Déclaration de surfaces, protection animale, revenus, environnement, produits phytos, BCAE, MAE… Tout, ou presque, peut être contrôlé sur une exploitation. "La DDTM coordonne tous les corps administratifs pour qu'un exploitant n'ait pas plus d'un contrôle par an", assure Eric Le Borgne. De son côté, la MSA contrôle également la juste déclaration et la juste application des règles, pour les exploitants comme pour les salariés.

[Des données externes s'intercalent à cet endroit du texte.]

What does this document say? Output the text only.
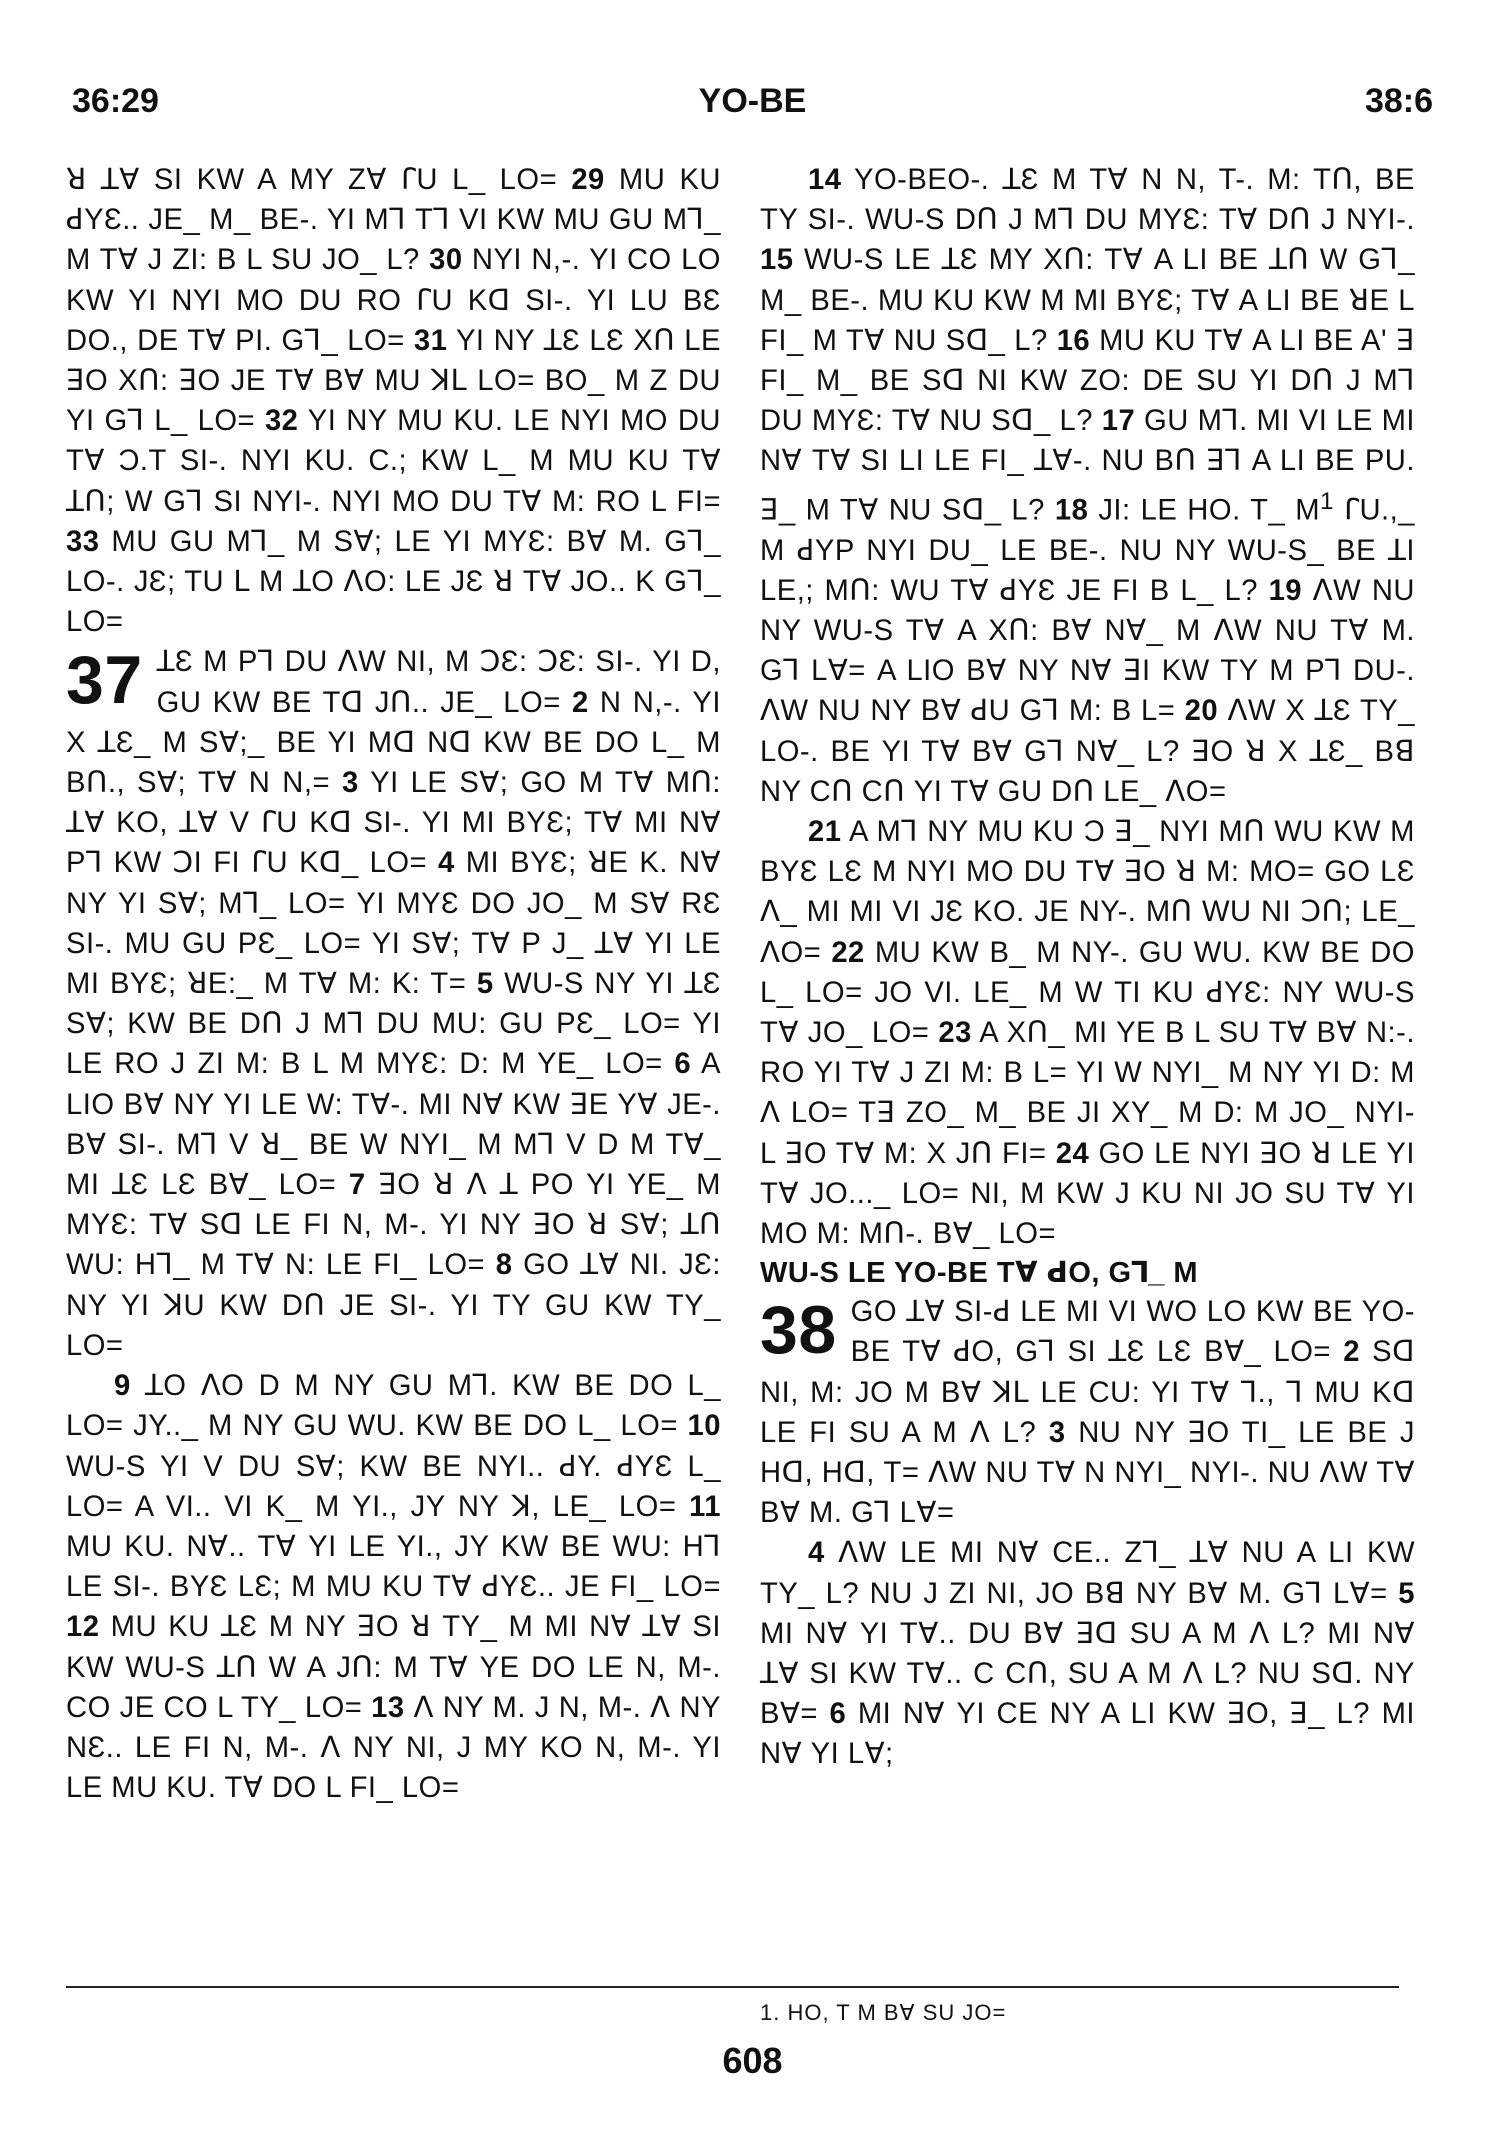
36:29	YO-BE	38:6

ꓤ ꓕꓯ SI KW A MY Zꓯ ꓩU L_ LO= 29 MU KU ꓒYƐ.. JE_ M_ BE-. YI Mꓶ Tꓶ VI KW MU GU Mꓶ_ M Tꓯ J ZI: B L SU JO_ L? 30 NYI N,-. YI CO LO KW YI NYI MO DU RO ꓩU Kꓷ SI-. YI LU BƐ DO., DE Tꓯ PI. Gꓶ_ LO= 31 YI NY ꓕƐ LƐ Xꓵ LE ꓱO Xꓵ: ꓱO JE Tꓯ Bꓯ MU ꓘꓡ LO= BO_ M Z DU YI Gꓶ L_ LO= 32 YI NY MU KU. LE NYI MO DU Tꓯ Ɔ.T SI-. NYI KU. C.; KW L_ M MU KU Tꓯ ꓕꓵ; W Gꓶ SI NYI-. NYI MO DU Tꓯ M: RO L FI= 33 MU GU Mꓶ_ M Sꓯ; LE YI MYƐ: Bꓯ M. Gꓶ_ LO-. JƐ; TU ꓡ M ꓕO ꓥO: LE JƐ ꓤ Tꓯ JO.. K Gꓶ_ LO=

37 ꓕƐ M Pꓶ DU ꓥW NI, M ꓛƐ: ꓛƐ: SI-. YI D, GU KW BE Tꓷ Jꓵ.. JE_ LO= 2 N N,-. YI X ꓕƐ_ M Sꓯ;_ BE YI Mꓷ Nꓷ KW BE DO L_ M Bꓵ., Sꓯ; Tꓯ N N,= 3 YI LE Sꓯ; GO M Tꓯ Mꓵ: ꓕꓯ KO, ꓕꓯ V ꓩU Kꓷ SI-. YI MI BYƐ; Tꓯ MI Nꓯ Pꓶ KW ꓛI FI ꓩU Kꓷ_ LO= 4 MI BYƐ; ꓤE K. Nꓯ NY YI Sꓯ; Mꓶ_ LO= YI MYƐ DO JO_ M Sꓯ RƐ SI-. MU GU PƐ_ LO= YI Sꓯ; Tꓯ P J_ ꓕꓯ YI LE MI BYƐ; ꓤE:_ M Tꓯ M: K: T= 5 WU-S NY YI ꓕƐ Sꓯ; KW BE Dꓵ J Mꓶ DU MU: GU PƐ_ LO= YI LE RO J ZI M: B L M MYƐ: D: M YE_ LO= 6 A LIO Bꓯ NY YI LE W: Tꓯ-. MI Nꓯ KW ꓱE Yꓯ JE-. Bꓯ SI-. Mꓶ V ꓤ_ BE W NYI_ M Mꓶ V D M Tꓯ_ MI ꓕƐ LƐ Bꓯ_ LO= 7 ꓱO ꓤ ꓥ ꓕ PO YI YE_ M MYƐ: Tꓯ Sꓷ LE FI N, M-. YI NY ꓱO ꓤ Sꓯ; ꓕꓵ WU: Hꓶ_ M Tꓯ N: LE FI_ LO= 8 GO ꓕꓯ NI. JƐ: NY YI ꓘU KW Dꓵ JE SI-. YI TY GU KW TY_ LO=

9 ꓕO ꓥO D M NY GU Mꓶ. KW BE DO L_ LO= JY.._ M NY GU WU. KW BE DO L_ LO= 10 WU-S YI V DU Sꓯ; KW BE NYI.. ꓒY. ꓒYƐ L_ LO= A VI.. VI K_ M YI., JY NY ꓘ, LE_ LO= 11 MU KU. Nꓯ.. Tꓯ YI LE YI., JY KW BE WU: Hꓶ LE SI-. BYƐ LƐ; M MU KU Tꓯ ꓒYƐ.. JE FI_ LO= 12 MU KU ꓕƐ M NY ꓱO ꓤ TY_ M MI Nꓯ ꓕꓯ SI KW WU-S ꓕꓵ W A Jꓵ: M Tꓯ YE DO LE N, M-. CO JE CO L TY_ LO= 13 ꓥ NY M. J N, M-. ꓥ NY NƐ.. LE FI N, M-. ꓥ NY NI, J MY KO N, M-. YI LE MU KU. Tꓯ DO L FI_ LO=

14 YO-BEO-. ꓕƐ M Tꓯ N N, T-. M: Tꓵ, BE TY SI-. WU-S Dꓵ J Mꓶ DU MYƐ: Tꓯ Dꓵ J NYI-. 15 WU-S LE ꓕƐ MY Xꓵ: Tꓯ A LI BE ꓕꓵ W Gꓶ_ M_ BE-. MU KU KW M MI BYƐ; Tꓯ A LI BE ꓤE L FI_ M Tꓯ NU Sꓷ_ L? 16 MU KU Tꓯ A LI BE A' ꓱ FI_ M_ BE Sꓷ NI KW ZO: DE SU YI Dꓵ J Mꓶ DU MYƐ: Tꓯ NU Sꓷ_ L? 17 GU Mꓶ. MI VI LE MI Nꓯ Tꓯ SI LI LE FI_ ꓕꓯ-. NU Bꓵ ꓱꓶ A LI BE PU. ꓱ_ M Tꓯ NU Sꓷ_ L? 18 JI: LE HO. T_ $M^1$ ꓩU.,_ M ꓒYP NYI DU_ LE BE-. NU NY WU-S_ BE ꓕI LE,; Mꓵ: WU Tꓯ ꓒYƐ JE FI B L_ L? 19 ꓥW NU NY WU-S Tꓯ A Xꓵ: Bꓯ Nꓯ_ M ꓥW NU Tꓯ M. Gꓶ Lꓯ= A LIO Bꓯ NY Nꓯ ꓱI KW TY M Pꓶ DU-. ꓥW NU NY Bꓯ ꓒU Gꓶ M: B L= 20 ꓥW X ꓕƐ TY_ LO-. BE YI Tꓯ Bꓯ Gꓶ Nꓯ_ L? ꓱO ꓤ X ꓕƐ_ Bꓭ NY Cꓵ Cꓵ YI Tꓯ GU Dꓵ LE_ ꓥO=

21 A Mꓶ NY MU KU Ɔ ꓱ_ NYI Mꓵ WU KW M BYƐ LƐ M NYI MO DU Tꓯ ꓱO ꓤ M: MO= GO LƐ ꓥ_ MI MI VI JƐ KO. JE NY-. Mꓵ WU NI ꓛꓵ; LE_ ꓥO= 22 MU KW B_ M NY-. GU WU. KW BE DO L_ LO= JO VI. LE_ M W TI KU ꓒYƐ: NY WU-S Tꓯ JO_ LO= 23 A Xꓵ_ MI YE B L SU Tꓯ Bꓯ N:-. RO YI Tꓯ J ZI M: B L= YI W NYI_ M NY YI D: M ꓥ LO= Tꓱ ZO_ M_ BE JI XY_ M D: M JO_ NYI- L ꓱO Tꓯ M: X Jꓵ FI= 24 GO LE NYI ꓱO ꓤ LE YI Tꓯ JO..._ LO= NI, M KW J KU NI JO SU Tꓯ YI MO M: Mꓵ-. Bꓯ_ LO=

WU-S LE YO-BE Tꓯ ꓒO, Gꓶ_ M

38 GO ꓕꓯ SI-ꓒ LE MI VI WO LO KW BE YO-BE Tꓯ ꓒO, Gꓶ SI ꓕƐ LƐ Bꓯ_ LO= 2 Sꓷ NI, M: JO M Bꓯ ꓘꓡ LE CU: YI Tꓯ ꓶ., ꓶ MU Kꓷ LE FI SU A M ꓥ L? 3 NU NY ꓱO TI_ LE BE J Hꓷ, Hꓷ, T= ꓥW NU Tꓯ N NYI_ NYI-. NU ꓥW Tꓯ Bꓯ M. Gꓶ Lꓯ=

4 ꓥW LE MI Nꓯ CE.. Zꓶ_ ꓕꓯ NU A LI KW TY_ L? NU J ZI NI, JO Bꓭ NY Bꓯ M. Gꓶ Lꓯ= 5 MI Nꓯ YI Tꓯ.. DU Bꓯ ꓱꓷ SU A M ꓥ L? MI Nꓯ ꓕꓯ SI KW Tꓯ.. C Cꓵ, SU A M ꓥ L? NU Sꓷ. NY Bꓯ= 6 MI Nꓯ YI CE NY A LI KW ꓱO, ꓱ_ L? MI Nꓯ YI Lꓯ;

1. HO, T M Bꓯ SU JO=
608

Pour le choix des exploitations contrôlées, il faut oublier le mythe des contrôles sur dénonciation. Ce sont des obligations réglementaires qui fixent le taux de contrôles. Par exemple, pour la conditionnalité, 1% des exploitants sont contrôlés, 3% pour l'IPG. Dans certaines zones, comme les bassins versants en contentieux, ou pour les exploitations en installations classées, les contrôles sont plus fréquents, tous les 2 à 3 ans. Après, c'est un choix aléatoire qui désigne les exploitations.
Dédramatiser
Les contrôles se font de façon inopinée. Pour une meilleure organisation, les contrôleurs, qui sont issues la DDTM, de la DDSCPP ou de l'ASP, avertissent l'exploitant 24 à 48h avant et lui précisent le périmètre du contrôle et les pièces à préparer. L'agriculteur doit être présent à tout le contrôle. Il peut être assisté. L'exploitant doit fournir les éléments demandés. Les oppositions aux contrôles sont répréhensibles.
A l'issue du contrôle, un compte-rendu est fait par le contrôleur et relu avec l'agriculteur, qui peut faire part de ses observations. Après un contrôle, l'agriculteur a 10 jours pour notifier à l'administration ses remarques, pour fournir des renseignements complémentaires.
En fonction des non-conformités relevées lors du contrôle, l'agriculteur se verra notifier les conséquences. En plus de l'obligation de se mettre aux normes, des sanctions financières peuvent être appliquées : de 1 à 3% de pénalités sur les aides PAC suite à un contrôle conditionnalité, remboursement des trop perçus sur des allocations MSA, remboursement des aides MAE si le cahier des charges n'est pas respecté… C'est la DDTM qui centralise tous les résultats de contrôles et avertit l'agriculteur des éventuelles conséquences.
Pour éviter tout décalage entre la réalité de l'exploitation et les informations connues de l'administration, les agriculteurs doivent signifier – un simple courrier suffit souvent – toutes modifications. Si besoin, l'administration leur notifiera les démarches à effectuer.